Date of Award
Master of Science in Chemical Sciences (MSCB)
Dr. Martin Hudson
Dr. Michael Van Dyke
Dr. Scott Nowak
Mouse embryonic stem cells can be differentiated into multiple cell types and can serve as an excellent model for studying developmental processes in vitro. In particular, stem cells can be differentiated into forebrain-like neurons, allowing investigation of nervous system development at single cell resolution. Eph receptor tyrosine kinases and their ephrin ligands play a critical role during in vivo cortical development, particularly during axon guidance. Preliminary data has shown that EphRs and ephrins are expressed during in vitro differentiation. In addition, we see EphA7 localization at the face of neural rosettes, where it co-expresses with markers of neuroblast identity. However, the role of Eph receptors and ephrins in neurogenesis is not well understood.

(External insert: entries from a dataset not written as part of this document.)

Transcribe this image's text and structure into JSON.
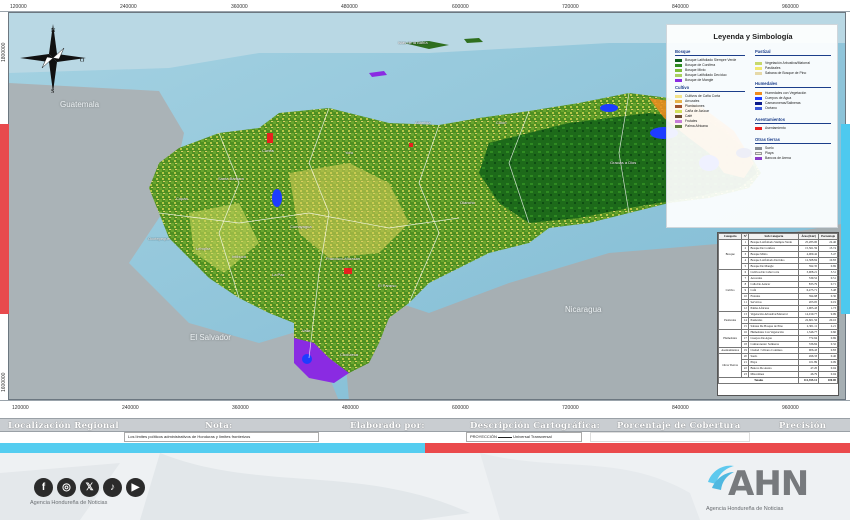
{
  "coordinates": {
    "top": [
      "120000",
      "240000",
      "360000",
      "480000",
      "600000",
      "720000",
      "840000",
      "960000"
    ],
    "bottom": [
      "120000",
      "240000",
      "360000",
      "480000",
      "600000",
      "720000",
      "840000",
      "960000"
    ],
    "left": [
      "1800000",
      "1600000"
    ]
  },
  "map": {
    "countries": {
      "guatemala": "Guatemala",
      "el_salvador": "El Salvador",
      "nicaragua": "Nicaragua"
    },
    "departments": [
      "Colón",
      "Atlántida",
      "Cortés",
      "Yoro",
      "Olancho",
      "Gracias a Dios",
      "Santa Bárbara",
      "Copán",
      "Ocotepeque",
      "Lempira",
      "Intibucá",
      "Comayagua",
      "Francisco Morazán",
      "El Paraíso",
      "La Paz",
      "Valle",
      "Choluteca",
      "Islas de la Bahía"
    ]
  },
  "legend": {
    "title": "Leyenda y Simbología",
    "bosque": {
      "heading": "Bosque",
      "items": [
        {
          "label": "Bosque Latifoliado Siempre Verde",
          "color": "#0b5b18"
        },
        {
          "label": "Bosque de Conífera",
          "color": "#2e8b22"
        },
        {
          "label": "Bosque Mixto",
          "color": "#7fbf3a"
        },
        {
          "label": "Bosque Latifoliado Decíduo",
          "color": "#a8d060"
        },
        {
          "label": "Bosque de Mangle",
          "color": "#8a2be2"
        }
      ]
    },
    "cultivo": {
      "heading": "Cultivo",
      "items": [
        {
          "label": "Cultivos de Caña Corta",
          "color": "#f4e38a"
        },
        {
          "label": "Arrozales",
          "color": "#e8b34a"
        },
        {
          "label": "Plantaciones",
          "color": "#a0522d"
        },
        {
          "label": "Caña de Azúcar",
          "color": "#d4e05a"
        },
        {
          "label": "Café",
          "color": "#6d4c2f"
        },
        {
          "label": "Frutales",
          "color": "#c77dd9"
        },
        {
          "label": "Palma Africana",
          "color": "#5f7f3b"
        }
      ]
    },
    "pastizal": {
      "heading": "Pastizal",
      "items": [
        {
          "label": "Vegetación Arbustiva/Matorral",
          "color": "#c8d96b"
        },
        {
          "label": "Pastizales",
          "color": "#f2e86e"
        },
        {
          "label": "Sabana de Bosque de Pino",
          "color": "#e6d9a8"
        }
      ]
    },
    "humedales": {
      "heading": "Humedales",
      "items": [
        {
          "label": "Humedales con Vegetación",
          "color": "#f08c1e"
        },
        {
          "label": "Cuerpos de Agua",
          "color": "#1e3cff"
        },
        {
          "label": "Camaroneras/Salineras",
          "color": "#0a1a8a"
        },
        {
          "label": "Océano",
          "color": "#3a57d8"
        }
      ]
    },
    "asentamientos": {
      "heading": "Asentamientos",
      "items": [
        {
          "label": "Asentamiento",
          "color": "#e8201f"
        }
      ]
    },
    "otras": {
      "heading": "Otras tierras",
      "items": [
        {
          "label": "Suelo",
          "color": "#8a8f96"
        },
        {
          "label": "Playa",
          "color": "#f0f0e6"
        },
        {
          "label": "Bancos de Arena",
          "color": "#8a3dc9"
        }
      ]
    }
  },
  "table": {
    "headers": [
      "Categoría",
      "N°",
      "Sub-Categoría",
      "Área (Km²)",
      "Porcentaje"
    ],
    "rows": [
      {
        "cat": "Bosque",
        "span": 5,
        "n": "1",
        "sub": "Bosque Latifoliado Siempre Verde",
        "area": "25,283.00",
        "pct": "22.46"
      },
      {
        "cat": "",
        "n": "2",
        "sub": "Bosque De Conífera",
        "area": "15,561.59",
        "pct": "13.74"
      },
      {
        "cat": "",
        "n": "3",
        "sub": "Bosque Mixto",
        "area": "4,009.42",
        "pct": "3.47"
      },
      {
        "cat": "",
        "n": "4",
        "sub": "Bosque Latifoliado Decíduo",
        "area": "12,368.84",
        "pct": "10.83"
      },
      {
        "cat": "",
        "n": "5",
        "sub": "Bosque De Mangle",
        "area": "592.35",
        "pct": "0.69"
      },
      {
        "cat": "Cultivo",
        "span": 7,
        "n": "6",
        "sub": "Cultivos De Caña Corta",
        "area": "3,908.21",
        "pct": "3.51"
      },
      {
        "cat": "",
        "n": "7",
        "sub": "Arrozales",
        "area": "539.52",
        "pct": "0.51"
      },
      {
        "cat": "",
        "n": "8",
        "sub": "Caña De Azúcar",
        "area": "833.79",
        "pct": "0.71"
      },
      {
        "cat": "",
        "n": "9",
        "sub": "Café",
        "area": "6,475.71",
        "pct": "5.48"
      },
      {
        "cat": "",
        "n": "10",
        "sub": "Frutales",
        "area": "394.98",
        "pct": "0.36"
      },
      {
        "cat": "",
        "n": "11",
        "sub": "Servicios",
        "area": "203.05",
        "pct": "0.19"
      },
      {
        "cat": "",
        "n": "12",
        "sub": "Palma Africana",
        "area": "1,905.43",
        "pct": "1.73"
      },
      {
        "cat": "Pastizales",
        "span": 3,
        "n": "13",
        "sub": "Vegetación Arbustiva/Matorral",
        "area": "14,019.77",
        "pct": "9.99"
      },
      {
        "cat": "",
        "n": "14",
        "sub": "Pastizales",
        "area": "22,601.56",
        "pct": "20.16"
      },
      {
        "cat": "",
        "n": "15",
        "sub": "Sabana De Bosque de Pino",
        "area": "2,301.11",
        "pct": "2.21"
      },
      {
        "cat": "Humedales",
        "span": 3,
        "n": "16",
        "sub": "Humedales Con Vegetación",
        "area": "1,346.77",
        "pct": "0.66"
      },
      {
        "cat": "",
        "n": "17",
        "sub": "Cuerpos De Agua",
        "area": "772.94",
        "pct": "0.69"
      },
      {
        "cat": "",
        "n": "18",
        "sub": "Camaroneras/ Salineras",
        "area": "336.84",
        "pct": "0.32"
      },
      {
        "cat": "Asentamientos",
        "span": 1,
        "n": "19",
        "sub": "Ciudad / Urbano Continuo",
        "area": "906.43",
        "pct": "0.83"
      },
      {
        "cat": "Otras Tierras",
        "span": 4,
        "n": "20",
        "sub": "Suelo",
        "area": "496.33",
        "pct": "0.46"
      },
      {
        "cat": "",
        "n": "21",
        "sub": "Playa",
        "area": "101.89",
        "pct": "0.09"
      },
      {
        "cat": "",
        "n": "22",
        "sub": "Bancos De Arena",
        "area": "47.20",
        "pct": "0.04"
      },
      {
        "cat": "",
        "n": "23",
        "sub": "Miscelánea",
        "area": "46.79",
        "pct": "0.04"
      }
    ],
    "total_label": "Totales",
    "total_area": "112,355.12",
    "total_pct": "100.00"
  },
  "info_bar": {
    "headings": [
      "Localización Regional",
      "Nota:",
      "Elaborado por:",
      "Descripción Cartográfica:",
      "Porcentaje de Cobertura",
      "Precisión"
    ],
    "note_text": "Los límites políticos administrativos de Honduras y límites fronterizos",
    "projection_label": "PROYECCIÓN",
    "projection_value": "Universal Transversal"
  },
  "footer": {
    "agency_small": "Agencia Hondureña de Noticias",
    "logo_text": "AHN",
    "logo_sub": "Agencia Hondureña de Noticias",
    "social_icons": [
      "facebook-icon",
      "instagram-icon",
      "x-icon",
      "tiktok-icon",
      "youtube-icon"
    ],
    "social_glyphs": [
      "f",
      "◎",
      "𝕏",
      "♪",
      "▶"
    ]
  },
  "colors": {
    "ocean": "#8fc7dc",
    "land_bg": "#9da7ad",
    "accent_red": "#ea4a4c",
    "accent_cyan": "#54cdf0"
  }
}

Previous literature had shown that ephrin-A5 and EphA7 can function to balance cortical apoptosis during embryogenesis. We hypothesized that EphR/ephrin signaling may be required to balance apoptosis during in vitro neural development. A monolayer differentiation protocol was used to generate cells of forebrain fate at high yield. RNAi knockdown of EphA3, EphA4, and EphA7, was used to identify which Eph receptor was contributing to the apoptotic effect individually. It was found that transient knockdown of EphA3 and EphA4 fail to cause changes in apoptosis levels. However, knockdown of EphA7 at differentiation days 4 through 8 lead to a reduction in apoptosis suggesting that EphA7 can positively regulate cell death during differentiation. These data confirm that in vivo developmental events such as apoptosis can be modeled in an in vitro system. The innovative methods developed throughout the process of this research project may eventually prove to be useful in the analysis of other neurodevelopmental processes.